Will your phone be used to help predict the weather?
Meteorologists rely on knowing the current weather in order to predict what will happen in the future. Without properly understanding our current state, we are not able to accurately forecast conditions in the future. Currently, weather observations are made at official surface observing stations around the globe. These stations measure temperature, humidity, and other weather information, including one of the most significant and important variables for forecasting: air pressure. Recent studies have shown that air pressure can indicate more about the three-dimensional picture of the atmosphere than we originally thought. This means that having the most precise air pressure information is more important than ever to weather forecasters.
Currently, weather observation stations can be relatively sparse, but conditions are improving. A decade ago, the only surface observation data available to meteorologists was only Automated Surface Observing System (ASOS) stations, located at about 1000 airports across the country. Since the advent of the internet, however, more and more entities require this data and are constructing their own surface observation networks. However, this weather information is still not high of a resolution for the most advanced weather models, which can simulate the weather at grid spacing of 1 km or less. This means that a higher-density network of sensors is needed. Each surface observation station is expensive, and plastering them all over is impractical and does not look nice. This is where phones can come in.
As I mentioned in my previous post, barometers are becoming a much more widely included sensor in new Android phones. Barometers, which provide the measure of air pressure that is so critical, also have the advantage of working both indoors and outdoors without calibration. This means that the sensor data can be easily used without having to be concerned about the quality of the data. More importantly, utilizing the barometer in mobile devices could lead to a nearly 10,000x increase in the number of hourly pressure observations being taken across the United States.

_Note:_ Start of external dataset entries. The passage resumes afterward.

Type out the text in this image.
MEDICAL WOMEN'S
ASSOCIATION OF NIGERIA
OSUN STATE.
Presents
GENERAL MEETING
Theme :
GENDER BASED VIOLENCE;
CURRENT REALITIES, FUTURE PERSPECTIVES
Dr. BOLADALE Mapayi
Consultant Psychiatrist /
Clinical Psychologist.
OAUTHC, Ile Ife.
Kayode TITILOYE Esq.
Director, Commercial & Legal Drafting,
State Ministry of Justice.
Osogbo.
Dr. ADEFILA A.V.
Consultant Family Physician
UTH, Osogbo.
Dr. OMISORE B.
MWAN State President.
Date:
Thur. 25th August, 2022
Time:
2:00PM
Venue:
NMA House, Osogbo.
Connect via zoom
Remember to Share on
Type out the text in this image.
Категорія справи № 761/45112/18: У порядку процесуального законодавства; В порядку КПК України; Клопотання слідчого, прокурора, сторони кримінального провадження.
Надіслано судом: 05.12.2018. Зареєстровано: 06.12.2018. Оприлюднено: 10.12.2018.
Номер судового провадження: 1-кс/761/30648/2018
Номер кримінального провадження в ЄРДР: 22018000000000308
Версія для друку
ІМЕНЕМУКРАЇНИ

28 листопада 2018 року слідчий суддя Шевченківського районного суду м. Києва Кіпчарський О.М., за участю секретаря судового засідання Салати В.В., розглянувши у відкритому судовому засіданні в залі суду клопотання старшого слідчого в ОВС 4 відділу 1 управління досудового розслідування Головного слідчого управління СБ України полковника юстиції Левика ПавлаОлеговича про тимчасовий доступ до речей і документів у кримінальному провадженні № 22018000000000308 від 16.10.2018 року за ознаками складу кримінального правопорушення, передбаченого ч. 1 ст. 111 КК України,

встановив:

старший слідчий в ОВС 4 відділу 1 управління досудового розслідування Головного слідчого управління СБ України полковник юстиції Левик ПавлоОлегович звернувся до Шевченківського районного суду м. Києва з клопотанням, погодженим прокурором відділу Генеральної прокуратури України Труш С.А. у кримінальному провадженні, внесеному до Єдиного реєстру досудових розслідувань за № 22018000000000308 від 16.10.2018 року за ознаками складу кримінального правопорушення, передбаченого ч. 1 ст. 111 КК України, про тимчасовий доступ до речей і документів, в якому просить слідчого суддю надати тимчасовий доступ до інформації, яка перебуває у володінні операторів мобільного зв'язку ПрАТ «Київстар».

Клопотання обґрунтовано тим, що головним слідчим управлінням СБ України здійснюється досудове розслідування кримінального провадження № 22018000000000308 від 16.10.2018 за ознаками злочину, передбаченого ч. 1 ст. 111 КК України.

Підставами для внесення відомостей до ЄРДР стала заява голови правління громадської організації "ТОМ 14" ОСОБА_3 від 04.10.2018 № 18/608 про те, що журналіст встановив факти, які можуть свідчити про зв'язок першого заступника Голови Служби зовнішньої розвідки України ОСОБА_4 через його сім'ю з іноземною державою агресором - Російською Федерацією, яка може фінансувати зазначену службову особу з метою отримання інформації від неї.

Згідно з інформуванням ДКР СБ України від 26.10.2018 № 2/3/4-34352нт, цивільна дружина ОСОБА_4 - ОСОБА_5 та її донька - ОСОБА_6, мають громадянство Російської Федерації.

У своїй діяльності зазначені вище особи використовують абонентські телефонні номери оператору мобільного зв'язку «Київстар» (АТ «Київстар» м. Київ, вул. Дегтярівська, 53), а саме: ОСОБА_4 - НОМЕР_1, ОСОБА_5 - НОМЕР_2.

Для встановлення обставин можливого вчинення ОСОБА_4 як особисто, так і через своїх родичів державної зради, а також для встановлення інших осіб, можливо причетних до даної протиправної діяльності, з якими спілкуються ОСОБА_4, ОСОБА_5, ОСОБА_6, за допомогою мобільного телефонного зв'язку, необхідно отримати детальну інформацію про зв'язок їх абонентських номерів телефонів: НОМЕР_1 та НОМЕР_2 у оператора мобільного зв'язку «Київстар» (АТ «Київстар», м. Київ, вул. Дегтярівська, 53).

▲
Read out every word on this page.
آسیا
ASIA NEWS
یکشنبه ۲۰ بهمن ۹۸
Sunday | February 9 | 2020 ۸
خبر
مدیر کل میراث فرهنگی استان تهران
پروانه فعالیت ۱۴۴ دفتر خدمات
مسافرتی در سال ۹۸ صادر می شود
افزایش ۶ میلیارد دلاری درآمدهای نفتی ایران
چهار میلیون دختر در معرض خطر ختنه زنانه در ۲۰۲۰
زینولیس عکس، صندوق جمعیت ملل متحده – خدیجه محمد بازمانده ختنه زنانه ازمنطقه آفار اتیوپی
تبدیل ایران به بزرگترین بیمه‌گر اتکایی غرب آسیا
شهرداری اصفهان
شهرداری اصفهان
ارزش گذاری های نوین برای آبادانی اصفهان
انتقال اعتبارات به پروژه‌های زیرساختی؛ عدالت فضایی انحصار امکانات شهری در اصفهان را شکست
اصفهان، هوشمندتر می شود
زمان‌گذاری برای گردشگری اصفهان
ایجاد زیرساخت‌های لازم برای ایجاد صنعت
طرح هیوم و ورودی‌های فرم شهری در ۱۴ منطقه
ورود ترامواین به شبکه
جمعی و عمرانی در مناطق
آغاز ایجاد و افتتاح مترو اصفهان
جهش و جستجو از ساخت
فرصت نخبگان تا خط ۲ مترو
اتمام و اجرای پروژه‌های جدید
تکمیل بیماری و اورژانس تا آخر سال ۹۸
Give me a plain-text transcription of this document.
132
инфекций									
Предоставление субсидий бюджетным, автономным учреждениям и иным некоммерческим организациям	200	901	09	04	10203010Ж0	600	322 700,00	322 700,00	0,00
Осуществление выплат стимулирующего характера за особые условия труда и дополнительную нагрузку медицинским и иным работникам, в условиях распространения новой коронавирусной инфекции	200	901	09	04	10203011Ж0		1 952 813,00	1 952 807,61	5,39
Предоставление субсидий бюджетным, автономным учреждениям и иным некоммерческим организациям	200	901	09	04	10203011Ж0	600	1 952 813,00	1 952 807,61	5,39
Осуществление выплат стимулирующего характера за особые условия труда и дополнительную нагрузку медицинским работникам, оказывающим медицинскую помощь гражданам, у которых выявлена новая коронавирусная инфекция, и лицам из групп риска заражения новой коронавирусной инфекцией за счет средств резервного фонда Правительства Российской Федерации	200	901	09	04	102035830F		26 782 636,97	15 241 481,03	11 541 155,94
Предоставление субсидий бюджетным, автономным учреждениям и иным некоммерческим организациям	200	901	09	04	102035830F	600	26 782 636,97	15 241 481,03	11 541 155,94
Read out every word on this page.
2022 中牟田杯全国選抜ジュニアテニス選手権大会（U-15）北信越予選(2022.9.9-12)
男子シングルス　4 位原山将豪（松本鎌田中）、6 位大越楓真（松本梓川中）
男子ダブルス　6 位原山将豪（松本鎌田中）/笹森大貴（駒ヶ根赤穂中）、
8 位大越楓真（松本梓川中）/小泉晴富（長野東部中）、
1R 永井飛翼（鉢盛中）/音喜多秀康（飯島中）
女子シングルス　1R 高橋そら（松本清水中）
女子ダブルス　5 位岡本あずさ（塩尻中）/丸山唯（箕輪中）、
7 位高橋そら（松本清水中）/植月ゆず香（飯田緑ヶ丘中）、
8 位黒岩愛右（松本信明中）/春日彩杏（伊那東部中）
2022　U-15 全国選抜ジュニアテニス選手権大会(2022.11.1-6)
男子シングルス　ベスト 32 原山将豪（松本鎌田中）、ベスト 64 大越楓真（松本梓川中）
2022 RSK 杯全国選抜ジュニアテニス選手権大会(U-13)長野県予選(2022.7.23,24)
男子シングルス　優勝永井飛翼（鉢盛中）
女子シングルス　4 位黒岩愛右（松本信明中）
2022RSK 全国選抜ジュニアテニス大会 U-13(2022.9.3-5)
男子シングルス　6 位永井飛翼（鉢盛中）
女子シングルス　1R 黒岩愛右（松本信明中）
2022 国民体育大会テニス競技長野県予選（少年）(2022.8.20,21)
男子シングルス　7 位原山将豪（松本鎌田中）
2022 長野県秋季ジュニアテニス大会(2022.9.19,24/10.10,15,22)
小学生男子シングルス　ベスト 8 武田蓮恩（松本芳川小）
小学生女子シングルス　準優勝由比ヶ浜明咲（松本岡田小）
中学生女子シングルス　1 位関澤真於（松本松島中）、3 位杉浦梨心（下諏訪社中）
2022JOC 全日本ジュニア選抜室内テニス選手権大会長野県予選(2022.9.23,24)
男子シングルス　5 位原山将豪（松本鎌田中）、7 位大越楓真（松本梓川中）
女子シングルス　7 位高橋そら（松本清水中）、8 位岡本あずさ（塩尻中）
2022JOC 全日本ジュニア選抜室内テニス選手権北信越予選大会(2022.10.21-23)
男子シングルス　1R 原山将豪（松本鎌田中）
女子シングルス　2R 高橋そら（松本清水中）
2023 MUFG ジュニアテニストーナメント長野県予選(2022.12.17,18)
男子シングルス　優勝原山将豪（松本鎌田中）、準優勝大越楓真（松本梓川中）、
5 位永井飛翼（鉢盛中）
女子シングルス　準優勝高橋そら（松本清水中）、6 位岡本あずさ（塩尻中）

An increase in the number of pressure readings has specific value to one of the most important kinds of forecasting: forecasting for severe thunderstorm and tornado events. Some of the most important variables for this kind of forecasting are “subtle troughs, drylines, convergence lines, and remnants of past cold pools can supply major clues about potential convective development—information that dense collections of smartphone pressures might well be able to provide” (Mass and Madaus, 2014). In fact, the authors ran a case study of an atmospheric model utilizing a subset of the available pressure readings now, and found that the model was producing more accurate results. Further research is needed, but eventually smartphone data can and will be used to help predict the weather.
Article: Clifford F. Mass and Luke E. Madaus, 2014: Surface Pressure Observations from Smartphones: A Potential Revolution for High-Resolution Weather Prediction?. Bull. Amer. Meteor. Soc., 95, 1343–1349.